Sancionar penalmente la conducta de un docente o la “bajada de línea” de una institución, es una propuesta poco feliz. La revolución cultural gramsciana podría no ser más que un término vacío y la tan temida “penetración cultural”, no ser patrimonio del neomarxismo, sino la máxima de un liberalismo magro. Tan lícito fue despreciar 6,7,8 durante el gobierno K como lo es hoy rechazar acusaciones e insultos a los medios no funcionales al oficialismo, por parte del gobierno.
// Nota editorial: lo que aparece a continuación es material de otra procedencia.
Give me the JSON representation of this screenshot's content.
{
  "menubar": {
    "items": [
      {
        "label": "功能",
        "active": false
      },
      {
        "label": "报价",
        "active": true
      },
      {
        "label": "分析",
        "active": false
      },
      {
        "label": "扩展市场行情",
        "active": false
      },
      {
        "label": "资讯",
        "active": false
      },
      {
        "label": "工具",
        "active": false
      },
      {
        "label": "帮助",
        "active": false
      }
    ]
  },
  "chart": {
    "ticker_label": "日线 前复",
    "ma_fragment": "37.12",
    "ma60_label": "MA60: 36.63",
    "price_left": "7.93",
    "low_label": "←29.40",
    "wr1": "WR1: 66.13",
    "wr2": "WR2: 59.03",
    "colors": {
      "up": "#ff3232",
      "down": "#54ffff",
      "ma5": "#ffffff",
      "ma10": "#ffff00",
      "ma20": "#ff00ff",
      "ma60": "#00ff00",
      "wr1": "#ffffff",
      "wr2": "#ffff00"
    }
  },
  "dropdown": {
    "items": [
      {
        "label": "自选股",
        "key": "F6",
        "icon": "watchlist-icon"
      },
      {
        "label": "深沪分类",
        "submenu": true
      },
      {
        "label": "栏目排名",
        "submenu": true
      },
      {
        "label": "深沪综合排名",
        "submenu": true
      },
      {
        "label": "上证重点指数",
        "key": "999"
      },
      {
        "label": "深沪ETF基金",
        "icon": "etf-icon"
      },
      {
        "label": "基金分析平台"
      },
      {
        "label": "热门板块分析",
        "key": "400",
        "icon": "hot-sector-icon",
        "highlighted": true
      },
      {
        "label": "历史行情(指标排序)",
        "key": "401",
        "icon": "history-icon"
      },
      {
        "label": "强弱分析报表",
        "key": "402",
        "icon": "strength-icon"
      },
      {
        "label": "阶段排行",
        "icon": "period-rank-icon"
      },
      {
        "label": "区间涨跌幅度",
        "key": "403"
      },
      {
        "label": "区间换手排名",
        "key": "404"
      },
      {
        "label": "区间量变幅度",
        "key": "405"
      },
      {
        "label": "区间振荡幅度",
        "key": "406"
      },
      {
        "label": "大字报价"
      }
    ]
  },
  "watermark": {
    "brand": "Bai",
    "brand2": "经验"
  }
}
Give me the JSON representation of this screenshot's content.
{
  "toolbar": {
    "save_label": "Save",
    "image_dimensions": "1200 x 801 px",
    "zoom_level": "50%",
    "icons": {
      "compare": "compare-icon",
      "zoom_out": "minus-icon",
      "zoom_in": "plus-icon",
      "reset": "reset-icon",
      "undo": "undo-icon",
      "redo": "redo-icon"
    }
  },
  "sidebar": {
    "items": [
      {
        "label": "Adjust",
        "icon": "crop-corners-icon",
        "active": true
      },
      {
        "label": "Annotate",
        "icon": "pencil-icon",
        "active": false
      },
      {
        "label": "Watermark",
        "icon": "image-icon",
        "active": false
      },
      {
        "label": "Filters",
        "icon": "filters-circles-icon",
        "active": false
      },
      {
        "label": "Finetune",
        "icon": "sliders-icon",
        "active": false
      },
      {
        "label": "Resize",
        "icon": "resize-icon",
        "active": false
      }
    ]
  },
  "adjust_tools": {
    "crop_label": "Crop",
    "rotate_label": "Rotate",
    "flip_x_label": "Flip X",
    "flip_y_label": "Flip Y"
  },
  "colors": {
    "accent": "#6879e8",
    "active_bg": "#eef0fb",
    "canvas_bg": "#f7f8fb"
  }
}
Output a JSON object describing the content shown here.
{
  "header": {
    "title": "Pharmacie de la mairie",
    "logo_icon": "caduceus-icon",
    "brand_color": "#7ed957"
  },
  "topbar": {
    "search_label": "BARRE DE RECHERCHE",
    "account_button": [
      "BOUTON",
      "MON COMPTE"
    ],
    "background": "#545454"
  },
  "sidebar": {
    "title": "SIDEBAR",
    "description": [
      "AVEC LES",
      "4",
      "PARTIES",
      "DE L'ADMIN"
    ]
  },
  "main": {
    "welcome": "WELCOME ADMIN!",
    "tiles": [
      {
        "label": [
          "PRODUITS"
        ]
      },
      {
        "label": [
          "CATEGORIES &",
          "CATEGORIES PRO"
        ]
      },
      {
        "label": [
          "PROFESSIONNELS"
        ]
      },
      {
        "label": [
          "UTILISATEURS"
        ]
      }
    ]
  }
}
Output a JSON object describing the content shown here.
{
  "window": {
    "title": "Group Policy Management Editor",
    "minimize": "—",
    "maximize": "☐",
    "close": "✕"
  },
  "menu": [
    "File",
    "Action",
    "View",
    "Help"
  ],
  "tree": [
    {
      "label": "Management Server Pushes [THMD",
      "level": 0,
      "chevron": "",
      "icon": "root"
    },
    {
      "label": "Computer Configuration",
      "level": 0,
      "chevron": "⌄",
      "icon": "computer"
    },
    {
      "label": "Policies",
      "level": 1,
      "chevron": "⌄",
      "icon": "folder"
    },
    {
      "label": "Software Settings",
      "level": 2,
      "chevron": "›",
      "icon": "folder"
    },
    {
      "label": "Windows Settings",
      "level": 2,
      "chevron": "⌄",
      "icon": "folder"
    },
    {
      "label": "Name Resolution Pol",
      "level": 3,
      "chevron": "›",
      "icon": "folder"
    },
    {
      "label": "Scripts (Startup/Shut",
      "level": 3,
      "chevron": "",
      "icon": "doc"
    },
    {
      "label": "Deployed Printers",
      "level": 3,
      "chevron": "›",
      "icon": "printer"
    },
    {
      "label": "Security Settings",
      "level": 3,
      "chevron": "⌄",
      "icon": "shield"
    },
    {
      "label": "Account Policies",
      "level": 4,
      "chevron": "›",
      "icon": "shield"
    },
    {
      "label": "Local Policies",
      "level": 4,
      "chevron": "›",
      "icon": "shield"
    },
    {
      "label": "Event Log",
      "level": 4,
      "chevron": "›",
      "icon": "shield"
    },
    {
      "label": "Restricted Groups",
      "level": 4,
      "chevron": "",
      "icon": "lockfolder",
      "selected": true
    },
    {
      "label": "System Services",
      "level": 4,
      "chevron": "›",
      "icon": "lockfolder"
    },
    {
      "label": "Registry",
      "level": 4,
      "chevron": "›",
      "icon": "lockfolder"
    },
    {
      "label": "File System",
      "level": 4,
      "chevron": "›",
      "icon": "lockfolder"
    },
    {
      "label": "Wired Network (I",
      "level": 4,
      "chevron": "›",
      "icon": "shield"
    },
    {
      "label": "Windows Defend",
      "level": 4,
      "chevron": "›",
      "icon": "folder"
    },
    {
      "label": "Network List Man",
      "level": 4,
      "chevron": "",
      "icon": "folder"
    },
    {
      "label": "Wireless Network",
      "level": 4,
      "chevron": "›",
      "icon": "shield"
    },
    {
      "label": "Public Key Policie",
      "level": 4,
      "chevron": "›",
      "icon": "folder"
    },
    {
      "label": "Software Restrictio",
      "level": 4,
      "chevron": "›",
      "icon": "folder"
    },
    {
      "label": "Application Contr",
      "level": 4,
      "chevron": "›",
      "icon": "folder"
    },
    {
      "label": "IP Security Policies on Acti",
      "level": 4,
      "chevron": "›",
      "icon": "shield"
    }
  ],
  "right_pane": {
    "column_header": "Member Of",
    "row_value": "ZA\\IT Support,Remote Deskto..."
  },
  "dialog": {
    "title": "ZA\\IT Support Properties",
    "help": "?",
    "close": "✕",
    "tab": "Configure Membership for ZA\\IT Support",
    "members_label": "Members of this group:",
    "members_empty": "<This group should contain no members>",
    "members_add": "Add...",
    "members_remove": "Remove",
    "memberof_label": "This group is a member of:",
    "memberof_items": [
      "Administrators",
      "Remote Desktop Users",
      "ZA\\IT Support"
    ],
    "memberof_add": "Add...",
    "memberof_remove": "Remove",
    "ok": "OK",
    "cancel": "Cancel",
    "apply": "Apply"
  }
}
En 1787, Jefferson escribió: “si tuviera que decidir si debemos tener un gobierno sin periódicos o periódicos sin un gobierno, no vacilaría un instante en preferir esto segundo”. Veía claramente el peligro que representaba para la república una prensa adepta o la liquidación de los medios no funcionales a propósitos políticos. La colonización de los medios es un proceso técnico afín al adoctrinamiento, pero la “formación de la opinión pública” es de otra índole, pues no busca la uniformidad. Lo saludable es que tanto la escuela, donde se forman futuros ciudadanos, como los medios que informan y forman, defiendan sus juicios de valor con argumentos razonables.
Como apuntó Arendt hace casi 70 años el oficio docente no es técnico y la maniobra fascista del adoctrinamiento pervierte la comprensión. La comprensión lectora de los que se inician en una disciplina es la condición sine qua non, pero la verdadera formación acontece cuando el iniciado no repite opiniones ajenas, sino que “las entreteje con los propios juicios” (Kant dixit). Elabora sus propias reflexiones y desarrolla el discernimiento que supera con creces el mero repetir sin escrúpulo. Forjar los propios pareceres es una tarea ardua, que involucra dudar, examinar y suspender el juicio, cuando amerita. Nunca se trata de adoctrinar sino de enseñar a comprender por uno mismo.